I’m kind of on a cartogram kick lately. I’m interested in the pioneers of the form, those who first thought to distort borders and explode topologies in order to convey the distribution of some thematic variable. When was the first cartogram produced, where, and by whom? I ran into a lot of material while researching my thesis; this post only begins the discussion.

1868

The honor typically goes to Émile Levasseur for the diagrammatic maps contained in his 1868 and 1875 economic geography textbooks.

early diagrammatic map by Levasseur

H. Gray Funkhouser (1937) wrote of these “colored bar graphs”,

squares proportional to the extent of surfaces, population, budget, commerce, merchant marine of the countries of Europe, the squares being grouped about each other in such a manner as to correspond to their geographical position

Interestingly, Waldo Tobler (2004) points out that the example printed by Funkhouser (above) was sized by land area and thus not a true value-by-area cartogram. I don’t have access to Levasseur’s texts, and it’s odd that the only available scan of Levasseur’s first cartogram shows a diagrammatic map, not a true cartogram.

1897

On the other hand is the image below, whose units are definitely sized to the data, but whose geographic arrangement is questionable. I first saw this page from an 1897 Rand McNally Atlas of the World in a SpatialCollective post; a high res version is available from the David Rumsey Map Collection.

a bubble chart, perhaps a circular cartogram, from an 1897 atlas

Circles on the left are sized proportional to population, those on the right to debt. Though the arrangement seems haphazard, geography is not ignored as the circles are grouped together by continent. I don’t really buy these as cartograms, but they’re certainly a predecessor to the circular cartogram form popularized by Danny Dorling nearly 100 years later.

1903

Others refer to the election maps of Hermann Haack and Hans Wiechel as the first cartograms (presumably because the popular example of Levasseur’s earlier technique was scaled by land area). These cartograms, which show election results in the Reichstag, were sized to population and of the same rectangular form as the earlier Levasseur diagrams.

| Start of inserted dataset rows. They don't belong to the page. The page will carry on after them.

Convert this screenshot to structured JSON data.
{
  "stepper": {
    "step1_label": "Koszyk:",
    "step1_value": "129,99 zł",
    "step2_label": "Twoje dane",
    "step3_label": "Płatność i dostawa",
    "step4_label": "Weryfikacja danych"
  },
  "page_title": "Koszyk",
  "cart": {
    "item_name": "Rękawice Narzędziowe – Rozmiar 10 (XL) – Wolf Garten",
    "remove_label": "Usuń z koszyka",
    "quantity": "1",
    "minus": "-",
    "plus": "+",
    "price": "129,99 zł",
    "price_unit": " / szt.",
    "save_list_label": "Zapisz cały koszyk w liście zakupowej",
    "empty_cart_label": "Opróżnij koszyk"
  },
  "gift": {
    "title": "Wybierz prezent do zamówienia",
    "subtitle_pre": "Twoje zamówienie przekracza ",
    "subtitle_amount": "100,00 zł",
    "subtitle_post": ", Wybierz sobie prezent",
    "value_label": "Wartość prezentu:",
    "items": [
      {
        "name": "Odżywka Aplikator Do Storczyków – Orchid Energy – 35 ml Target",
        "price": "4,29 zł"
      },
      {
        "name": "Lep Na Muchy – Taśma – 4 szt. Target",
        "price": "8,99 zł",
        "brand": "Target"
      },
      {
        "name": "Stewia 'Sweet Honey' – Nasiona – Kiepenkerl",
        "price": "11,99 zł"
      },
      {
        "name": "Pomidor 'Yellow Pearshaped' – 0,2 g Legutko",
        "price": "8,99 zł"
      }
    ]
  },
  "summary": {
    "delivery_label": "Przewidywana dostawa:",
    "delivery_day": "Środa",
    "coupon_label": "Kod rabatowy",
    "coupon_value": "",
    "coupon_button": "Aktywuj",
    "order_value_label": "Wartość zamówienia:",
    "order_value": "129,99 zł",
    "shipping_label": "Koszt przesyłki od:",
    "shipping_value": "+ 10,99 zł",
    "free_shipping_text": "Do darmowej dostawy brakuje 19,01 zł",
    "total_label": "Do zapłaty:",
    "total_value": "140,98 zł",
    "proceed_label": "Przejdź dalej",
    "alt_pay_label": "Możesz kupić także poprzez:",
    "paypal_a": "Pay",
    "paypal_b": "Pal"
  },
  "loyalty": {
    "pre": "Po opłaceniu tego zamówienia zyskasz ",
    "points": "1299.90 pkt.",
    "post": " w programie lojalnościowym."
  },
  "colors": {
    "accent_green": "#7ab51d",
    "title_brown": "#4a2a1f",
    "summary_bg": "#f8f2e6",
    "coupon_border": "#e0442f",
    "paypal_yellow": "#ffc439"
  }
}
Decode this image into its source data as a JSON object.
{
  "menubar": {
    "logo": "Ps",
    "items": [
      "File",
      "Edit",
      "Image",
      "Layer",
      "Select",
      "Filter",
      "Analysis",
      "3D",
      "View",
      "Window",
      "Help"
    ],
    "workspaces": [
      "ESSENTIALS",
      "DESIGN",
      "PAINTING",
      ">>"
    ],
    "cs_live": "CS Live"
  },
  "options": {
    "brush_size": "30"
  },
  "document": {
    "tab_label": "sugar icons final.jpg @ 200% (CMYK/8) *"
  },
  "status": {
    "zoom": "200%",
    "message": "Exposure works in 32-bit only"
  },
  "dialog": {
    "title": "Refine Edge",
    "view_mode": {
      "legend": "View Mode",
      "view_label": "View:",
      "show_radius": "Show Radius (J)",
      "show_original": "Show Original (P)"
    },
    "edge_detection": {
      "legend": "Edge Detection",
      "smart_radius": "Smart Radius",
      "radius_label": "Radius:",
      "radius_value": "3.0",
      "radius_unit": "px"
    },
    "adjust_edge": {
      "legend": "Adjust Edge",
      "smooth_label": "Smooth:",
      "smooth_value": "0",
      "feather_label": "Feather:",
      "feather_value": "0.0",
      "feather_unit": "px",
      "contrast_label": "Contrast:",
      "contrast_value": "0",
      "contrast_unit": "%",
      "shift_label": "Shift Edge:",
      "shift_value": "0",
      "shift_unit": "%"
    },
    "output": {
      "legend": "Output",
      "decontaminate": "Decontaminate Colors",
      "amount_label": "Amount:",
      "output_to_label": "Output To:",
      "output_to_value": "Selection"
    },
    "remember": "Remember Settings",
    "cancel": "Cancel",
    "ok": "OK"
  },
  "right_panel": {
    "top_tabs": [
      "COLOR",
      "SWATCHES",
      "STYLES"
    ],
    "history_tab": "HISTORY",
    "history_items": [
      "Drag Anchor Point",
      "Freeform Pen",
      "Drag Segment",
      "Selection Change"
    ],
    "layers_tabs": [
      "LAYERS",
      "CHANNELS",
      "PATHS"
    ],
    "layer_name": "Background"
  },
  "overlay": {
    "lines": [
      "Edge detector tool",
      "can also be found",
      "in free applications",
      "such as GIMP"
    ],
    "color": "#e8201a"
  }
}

Though these maps are mentioned in the second volume of Eckert’s touchstone history of cartography, Die Kartenwissenschaft (1925), they’re not reprinted there, and I’ve no access to the original sources.

1911

Professor John Krygier dug this one up — perhaps the first American cartogram, and an interesting example of the form.

perhaps the first American cartogram

This is the earliest non-rectangular cartogram I’ve seen of any provenance, and it is unique in maintaining the exact outer shape of the United States, while abandoning unit shape and position.

1929

Grundy

Another early American example, the above map by Joseph Grundy was published by the Washington Post in 1929. States are scaled “on the basis of population and Federal taxes”. Though somewhat rough, I consider this the first modern cartogram, as it maintains topology without abstracting to rectangles.

1934

Erwin Raisz was the first to give cartograms academic attention, describing their production in “The rectangular statistical cartogram” (1934) and devoting significant coverage to the form in his popular cartography textbooks.

rectangular statistical cartogram by Erwin Raisz, 1934

1961

A later example, but still a first. In 1961, Waldo Tobler arrived at the University of Michigan as an assistant professor and began working on the first computer programs for cartogram production. His “pseudo cartograms” were created by expanding or compressing the lat/long grid until the minimum root mean squared error of unit densities resulted.

early computer cartogram by Waldo Tobler

Errors were typically quite high, though likely no higher than those on the manually-produced ones that came before. All subsequent cartogram algorithms can be considered variants of Tobler’s method.